Particularly maddening was that Little Bit would begin to calm down and appear to fall asleep, and just when I had started to relax and think we were out of the woods, she would rear her head up, let out a piercing cry, and somehow wriggle, howling, into a sitting position while still mostly unconscious like some kind of baby zombie rising from the metaphorical dead. We repeated this tease SEVERAL times in a row that night, hence my over-the-top lamentations. I bet you've been there.
Amidst all of this wailing and gnashing of teeth, and especially just as I was about to drift into dreamland each time she seemed to be headed for sleep, I pleaded--none too coherently--with God to "JUST make her go to SLEEP--please--and keep her ASLEEP UNTIL 7AM. I'll even give you 6am. Just PLEASE." (That first please was an afterthought. I was not being polite.) I really wanted God to help her feel better, of course--she was so uncomfortable!--but what was behind the desperation in my voice was that *I* really wanted to feel better, aka asleep.

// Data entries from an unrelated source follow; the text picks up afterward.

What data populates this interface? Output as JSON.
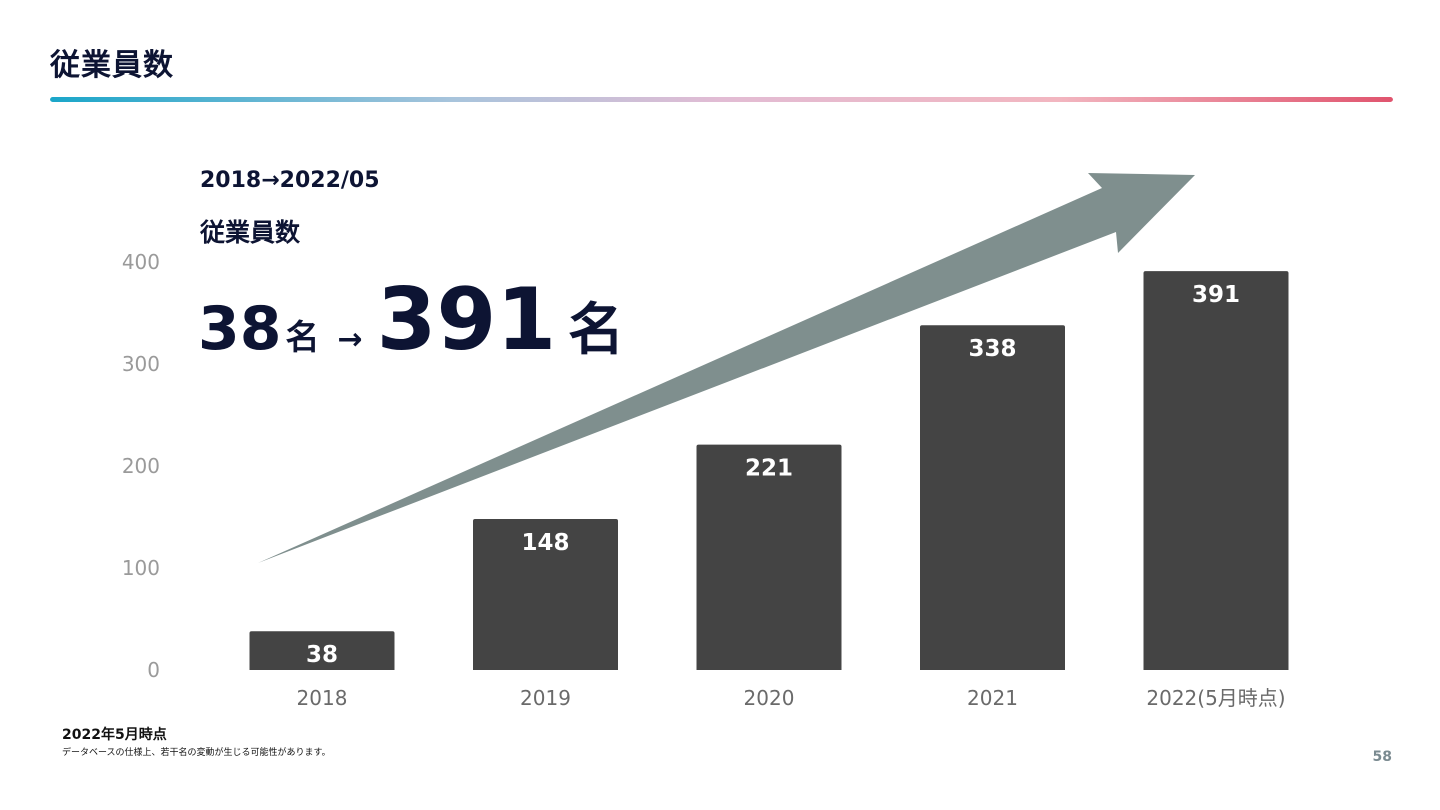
{
  "slide": {
    "title": "従業員数",
    "rule_gradient": [
      "#1aa6c9",
      "#a8c4dc",
      "#e2bcd4",
      "#f2b6c0",
      "#e0546e"
    ],
    "headline_period": "2018→2022/05",
    "headline_label": "従業員数",
    "headline_from": "38",
    "headline_from_unit": "名",
    "headline_arrow": "→",
    "headline_to": "391",
    "headline_to_unit": "名",
    "footnote_date": "2022年5月時点",
    "footnote_text": "データベースの仕様上、若干名の変動が生じる可能性があります。",
    "page_number": "58"
  },
  "chart_data": {
    "type": "bar",
    "categories": [
      "2018",
      "2019",
      "2020",
      "2021",
      "2022(5月時点)"
    ],
    "series": [
      {
        "values": [
          38,
          148,
          221,
          338,
          391
        ]
      }
    ],
    "data_labels": [
      "38",
      "148",
      "221",
      "338",
      "391"
    ],
    "yticks": [
      "0",
      "100",
      "200",
      "300",
      "400"
    ],
    "ylim": [
      0,
      400
    ],
    "title": "",
    "xlabel": "",
    "ylabel": "",
    "grid": false,
    "legend": "none",
    "bar_color": "#444444",
    "label_color": "#ffffff",
    "tick_color": "#9a9a9a",
    "trend_arrow_color": "#7f8f8e"
  }
}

The next day it occurred to me that I had prayed for the wrong thing. To be fair to myself (and also still dramatic), I was like that person stranded in rising floodwaters grasping for whatever floating thing--chair, automobile tire, cow--happened to glide by, too traumatized by the experience of near-drowning to care whether that object was really the most appropriate avenue to get me out of my current situation. So I'm not beating up my sleep-deprived self. It's just that I realized that instead of praying for God to change Little Bit, I should have been praying for God to change my response to her--praying for patience, compassion, and a little bit of emotional detachment and perspective to help get me through what would certainly be a short-lived, albeit unpleasant, episode in my child's life.

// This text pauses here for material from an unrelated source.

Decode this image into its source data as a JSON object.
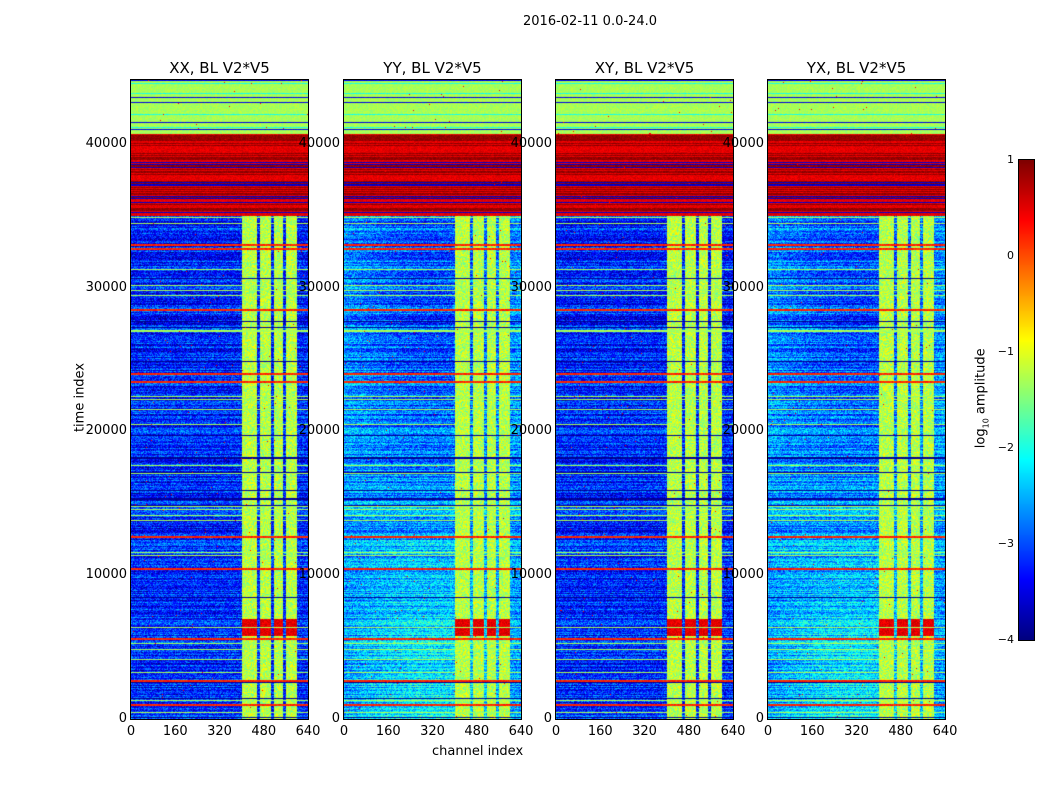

I think when we ask God to internally move something within us instead of externally changing our circumstances, it's a lot more likely that we'll get what we ask for--and that our relationship with God will be better off, since our attitude towards Her/Him?It won't depend on whether our situation changes, or changes as quickly as we'd like.
You'd think that since I just preached a sermon on this very thing last week, I would have remembered it at 2...3...5am that night. But I'll tell you a secret: pastors often preach on the thing they themselves most need to hear and re-hear.
Good thing God's parenting scorecard doesn't look like this:
Leah: +1; oh wait THAT was a step backwards, -2; oh good job she got it right this time, +5; oh wait no it looks like she totally forgot what I was trying to show her AND she's yelling at her baby, -17...
but more like this:
Love: 1,203,596,302,457,267,039,456,172,439,245,409,203,126,374,592,948,32...
Amen.
*Doesn't that phrase just drive you up the wall sometimes? I mean in the big scheme of things it's true but in the middle of a meltdown it ain't really relevant because, well, things are tough NOW. /end rant
**Before you call the feminist police on me for reinforcing gender stereotypes about women being all dramatic and men being all stoic and practical, I would like to point out that this is not our usual relationship dynamic; in fact quite often I am the calm, reassuring one. Really.